Anne learned from her mother the pleasure of preparing a meal for the people you love – as well as taking the time to share a meal each day. It’s a family practice that Anne is passing on to her own daughter, Sarah.
“Not only do I enjoy cooking with my mother, but I also appreciate the times where we are able to talk about our days and catch up with each other,” wrote Sarah in an email from Colby-Sawyer College, where she is a sophomore. “Cooking with my mom has made me realize the importance of keeping tradition and of passing down my mother’s teachings to my own family some day.”
Ellen McKenzie grew up in Portland in a family of eight. Though she credits her mother with an array of fabulous dishes, the memory of her fried chicken (the recipe for which remains a family secret) stands out.
“When she was frying chicken in the electric frying pan, you could smell it in the playground adjacent to our back yard,” recalls Ellen. “I couldn’t wait to sink my teeth into what I knew would be another delicious meal.”
One time, Ellen and her twin sister Lisa tried to duplicate the recipe to surprise their mom.
“We used confectioner’s sugar as our special ingredient,” Ellen recalls. “It was a good laugh and surprisingly tasty. It makes for an amusing tale to this day.”
At the age of 83, Ellen’s mother still cooks for herself and often makes enough for any of her children who might stop by around dinnertime. She also brings her special sweet potato dish to Thanksgiving every year.
“What makes these memories so powerful, along with the taste of the meals, is the love she put into making them,” Ellen says.
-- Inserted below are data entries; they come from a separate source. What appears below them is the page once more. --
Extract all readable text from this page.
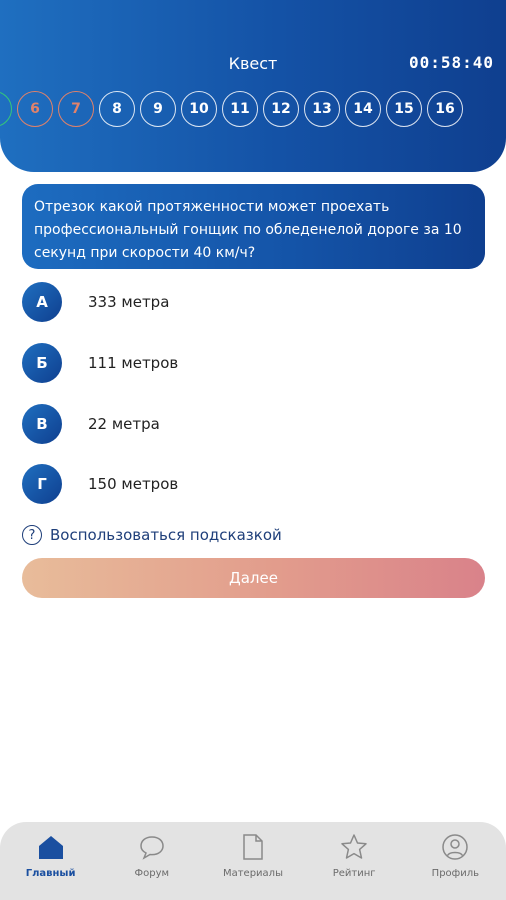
Квест	00:58:40
6	7	8	9	10	11	12	13	14	15	16
Отрезок какой протяженности может проехать профессиональный гонщик по обледенелой дороге за 10 секунд при скорости 40 км/ч?
А	333 метра
Б	111 метров
В	22 метра
Г	150 метров
? Воспользоваться подсказкой
Далее
Главный	Форум	Материалы	Рейтинг	Профиль
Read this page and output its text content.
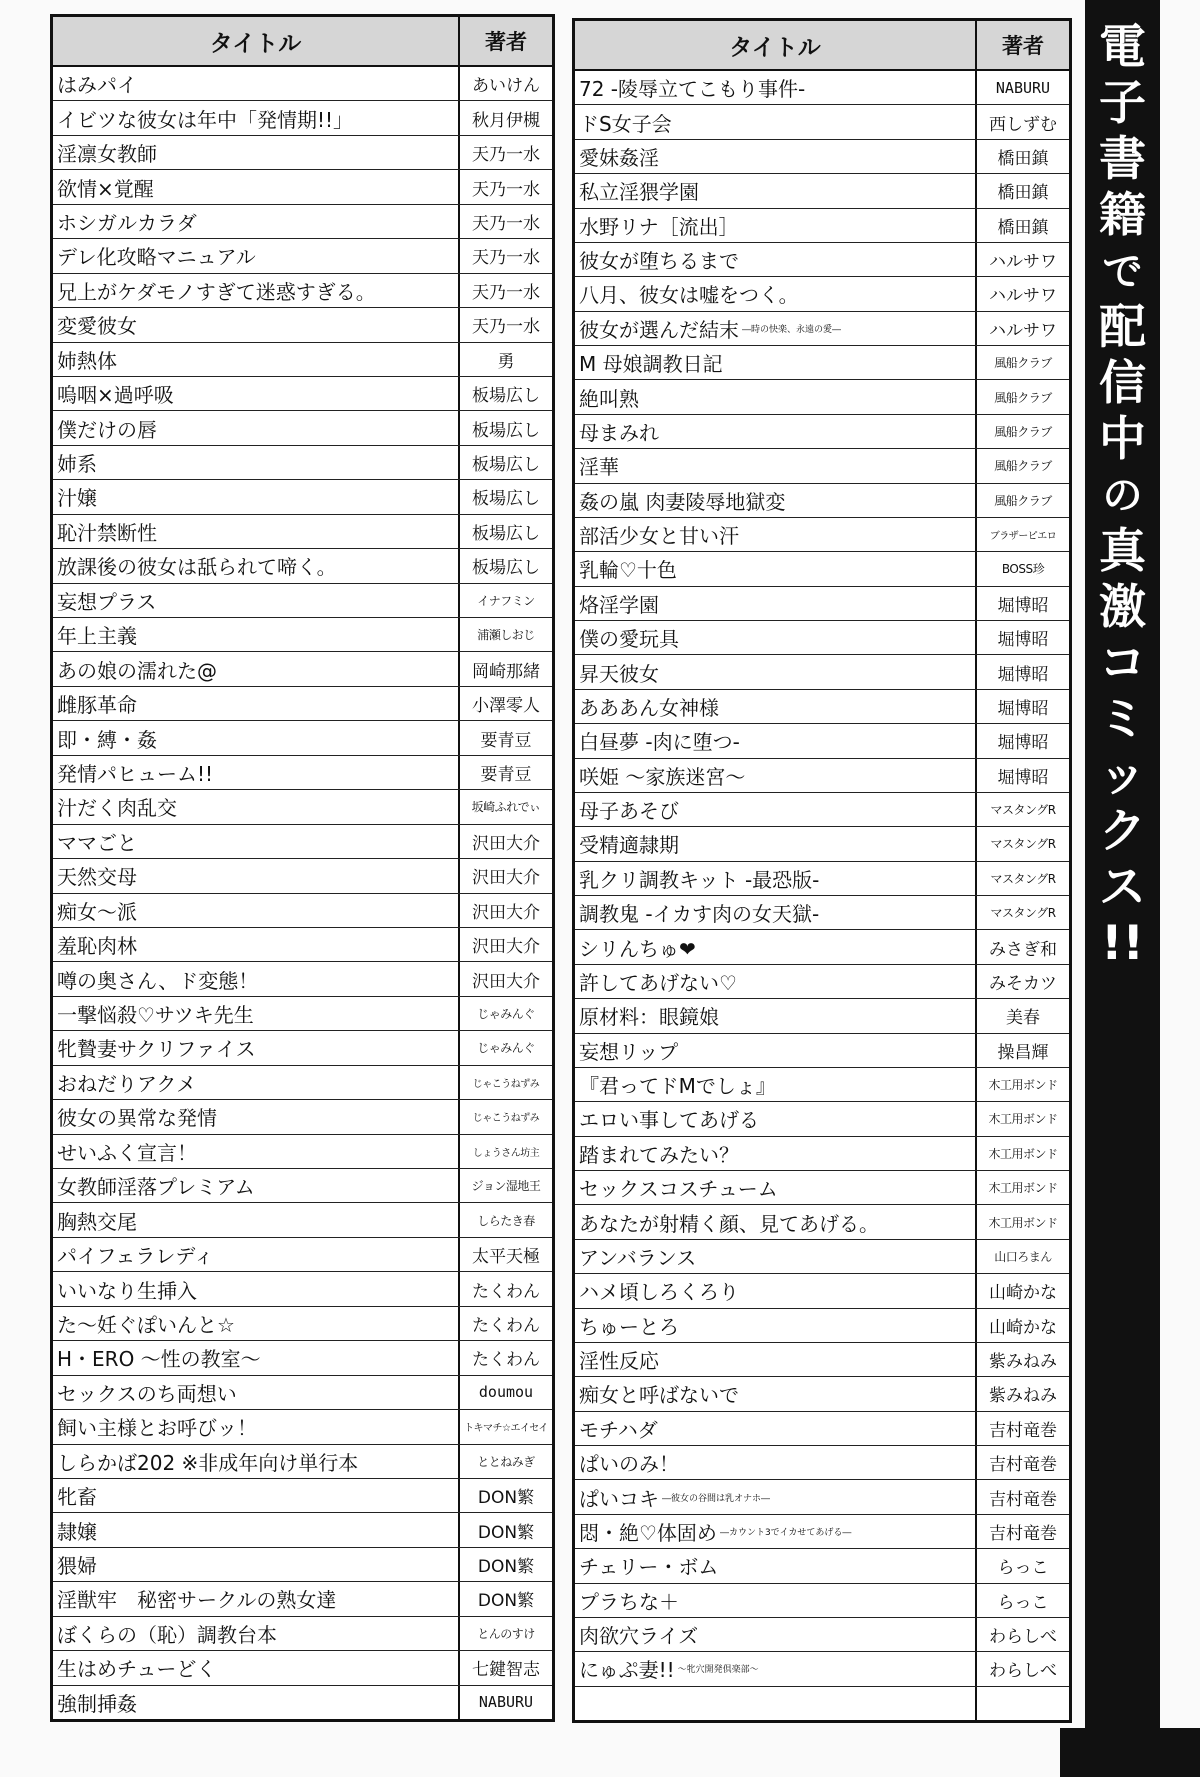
タイトル	著者
はみパイ	あいけん
イビツな彼女は年中「発情期!!」	秋月伊槻
淫凛女教師	天乃一水
欲情×覚醒	天乃一水
ホシガルカラダ	天乃一水
デレ化攻略マニュアル	天乃一水
兄上がケダモノすぎて迷惑すぎる。	天乃一水
変愛彼女	天乃一水
姉熱体	勇
嗚咽×過呼吸	板場広し
僕だけの唇	板場広し
姉系	板場広し
汁嬢	板場広し
恥汁禁断性	板場広し
放課後の彼女は舐られて啼く。	板場広し
妄想プラス	イナフミン
年上主義	浦瀬しおじ
あの娘の濡れた@	岡崎那緒
雌豚革命	小澤零人
即・縛・姦	要青豆
発情パヒューム!!	要青豆
汁だく肉乱交	坂崎ふれでぃ
ママごと	沢田大介
天然交母	沢田大介
痴女～派	沢田大介
羞恥肉林	沢田大介
噂の奥さん、ド変態！	沢田大介
一撃悩殺♡サツキ先生	じゃみんぐ
牝贄妻サクリファイス	じゃみんぐ
おねだりアクメ	じゃこうねずみ
彼女の異常な発情	じゃこうねずみ
せいふく宣言！	しょうさん坊主
女教師淫落プレミアム	ジョン湿地王
胸熱交尾	しらたき春
パイフェラレディ	太平天極
いいなり生挿入	たくわん
た～妊ぐぽいんと☆	たくわん
H・ERO ～性の教室～	たくわん
セックスのち両想い	doumou
飼い主様とお呼びッ！	トキマチ☆エイセイ
しらかば202 ※非成年向け単行本	ととねみぎ
牝畜	DON繁
隷嬢	DON繁
猥婦	DON繁
淫獣牢　秘密サークルの熟女達	DON繁
ぼくらの（恥）調教台本	とんのすけ
生はめチューどく	七鍵智志
強制挿姦	NABURU
タイトル	著者
72 -陵辱立てこもり事件-	NABURU
ドS女子会	西しずむ
愛妹姦淫	橋田鎮
私立淫猥学園	橋田鎮
水野リナ［流出］	橋田鎮
彼女が堕ちるまで	ハルサワ
八月、彼女は嘘をつく。	ハルサワ
彼女が選んだ結末 ―時の快楽、永遠の愛―	ハルサワ
M 母娘調教日記	風船クラブ
絶叫熟	風船クラブ
母まみれ	風船クラブ
淫華	風船クラブ
姦の嵐 肉妻陵辱地獄変	風船クラブ
部活少女と甘い汗	ブラザーピエロ
乳輪♡十色	BOSS珍
烙淫学園	堀博昭
僕の愛玩具	堀博昭
昇天彼女	堀博昭
あああん女神様	堀博昭
白昼夢 -肉に堕つ-	堀博昭
咲姫 ～家族迷宮～	堀博昭
母子あそび	マスタングR
受精適隷期	マスタングR
乳クリ調教キット -最恐版-	マスタングR
調教鬼 -イカす肉の女天獄-	マスタングR
シリんちゅ❤	みさぎ和
許してあげない♡	みそカツ
原材料：眼鏡娘	美春
妄想リップ	操昌輝
『君ってドMでしょ』	木工用ボンド
エロい事してあげる	木工用ボンド
踏まれてみたい？	木工用ボンド
セックスコスチューム	木工用ボンド
あなたが射精く顔、見てあげる。	木工用ボンド
アンバランス	山口ろまん
ハメ頃しろくろり	山崎かな
ちゅーとろ	山崎かな
淫性反応	紫みねみ
痴女と呼ばないで	紫みねみ
モチハダ	吉村竜巻
ぱいのみ！	吉村竜巻
ぱいコキ ―彼女の谷間は乳オナホ―	吉村竜巻
悶・絶♡体固め ―カウント3でイカせてあげる―	吉村竜巻
チェリー・ボム	らっこ
プラちな＋	らっこ
肉欲穴ライズ	わらしべ
にゅぷ妻!! ～牝穴開発倶楽部～	わらしべ
電
子
書
籍
で
配
信
中
の
真
激
コ
ミ
ッ
ク
ス
!!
My own mother was the only daughter of Russian immigrants. She straddled two worlds while we were growing up in a small town just south of Boston. She would visit her mother on the family farm every afternoon – with her twin daughters in tow – and we would listen as they conversed in Russian in my grandmother’s kitchen. Hurrying home to fix dinner, our mother cooked American fare straight from her Betty Crocker cookbook. I observed how she could turn around a hearty meal like a short-order cook, ready for our dad when he got home at 5:30. Cultivating this skill served me well when I had to feed my own family after a long day at work.
The one traditional Russian dish my mother prepared on special occasions was halupki: cabbage leaves stuffed with a mixture of rice and ground meat, covered in a thin, sweet, tomato sauce. My sister and I would stand by her side at the kitchen counter, watching her fold the cabbage leaves over the filling. She would patiently coach us while she worked, as we practiced pronouncing the name of this exotic-sounding dish. (We called it “whole-la-bi”).
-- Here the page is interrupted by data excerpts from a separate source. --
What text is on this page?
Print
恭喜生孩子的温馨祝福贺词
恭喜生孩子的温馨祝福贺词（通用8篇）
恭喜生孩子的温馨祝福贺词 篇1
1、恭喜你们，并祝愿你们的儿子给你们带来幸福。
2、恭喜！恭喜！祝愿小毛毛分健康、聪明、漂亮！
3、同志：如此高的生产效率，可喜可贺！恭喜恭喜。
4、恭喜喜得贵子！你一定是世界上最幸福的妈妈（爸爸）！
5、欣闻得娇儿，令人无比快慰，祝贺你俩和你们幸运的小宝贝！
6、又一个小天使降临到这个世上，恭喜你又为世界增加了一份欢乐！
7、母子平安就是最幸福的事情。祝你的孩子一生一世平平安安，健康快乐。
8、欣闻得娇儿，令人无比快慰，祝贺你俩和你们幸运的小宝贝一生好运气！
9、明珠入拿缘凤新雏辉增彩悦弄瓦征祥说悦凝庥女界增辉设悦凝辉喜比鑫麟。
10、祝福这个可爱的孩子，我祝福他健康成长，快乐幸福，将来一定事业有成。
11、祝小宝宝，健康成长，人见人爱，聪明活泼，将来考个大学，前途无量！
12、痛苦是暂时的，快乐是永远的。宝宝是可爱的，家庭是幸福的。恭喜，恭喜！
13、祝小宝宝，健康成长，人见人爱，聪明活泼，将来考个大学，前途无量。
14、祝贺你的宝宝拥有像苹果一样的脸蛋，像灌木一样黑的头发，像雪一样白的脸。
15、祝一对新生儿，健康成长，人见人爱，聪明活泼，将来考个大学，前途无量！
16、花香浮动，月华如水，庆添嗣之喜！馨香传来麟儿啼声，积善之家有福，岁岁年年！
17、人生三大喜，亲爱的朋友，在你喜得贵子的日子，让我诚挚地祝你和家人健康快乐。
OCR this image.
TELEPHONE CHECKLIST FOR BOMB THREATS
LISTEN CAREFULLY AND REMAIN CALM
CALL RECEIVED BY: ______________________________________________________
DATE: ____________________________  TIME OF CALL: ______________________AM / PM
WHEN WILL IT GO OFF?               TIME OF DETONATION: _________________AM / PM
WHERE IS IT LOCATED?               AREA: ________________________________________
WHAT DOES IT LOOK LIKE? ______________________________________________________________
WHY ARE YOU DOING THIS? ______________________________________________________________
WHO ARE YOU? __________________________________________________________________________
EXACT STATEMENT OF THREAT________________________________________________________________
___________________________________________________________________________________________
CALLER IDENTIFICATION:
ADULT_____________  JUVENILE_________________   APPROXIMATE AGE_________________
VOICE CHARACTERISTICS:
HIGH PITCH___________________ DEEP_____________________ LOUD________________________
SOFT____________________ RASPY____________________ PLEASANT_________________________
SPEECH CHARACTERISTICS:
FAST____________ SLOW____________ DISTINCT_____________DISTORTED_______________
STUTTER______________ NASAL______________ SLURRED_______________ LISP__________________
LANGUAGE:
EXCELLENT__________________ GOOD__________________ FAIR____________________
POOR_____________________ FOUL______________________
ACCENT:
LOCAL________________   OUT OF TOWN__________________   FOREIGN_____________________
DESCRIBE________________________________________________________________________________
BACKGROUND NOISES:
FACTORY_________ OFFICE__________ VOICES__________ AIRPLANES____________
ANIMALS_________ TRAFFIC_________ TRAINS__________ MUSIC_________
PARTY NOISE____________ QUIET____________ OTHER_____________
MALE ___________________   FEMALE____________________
On the few occasions when I’ve made halupki, I’ve felt a curious swelling of pride, akin more to the accomplishment of some complicated culinary task than the simple stuffing of cabbage leaves. Peasant fare though it might have seemed to her, halupki was a delicacy to me – part of a heritage we were proud to share with the person who gave us life and so much love.
Sharing our mothers’ food legacies, we have come to understand that – no matter what they served or how they cooked it – our mothers were teaching us important lessons. As the saying goes, we are what we eat. And for that, we have our mothers to thank.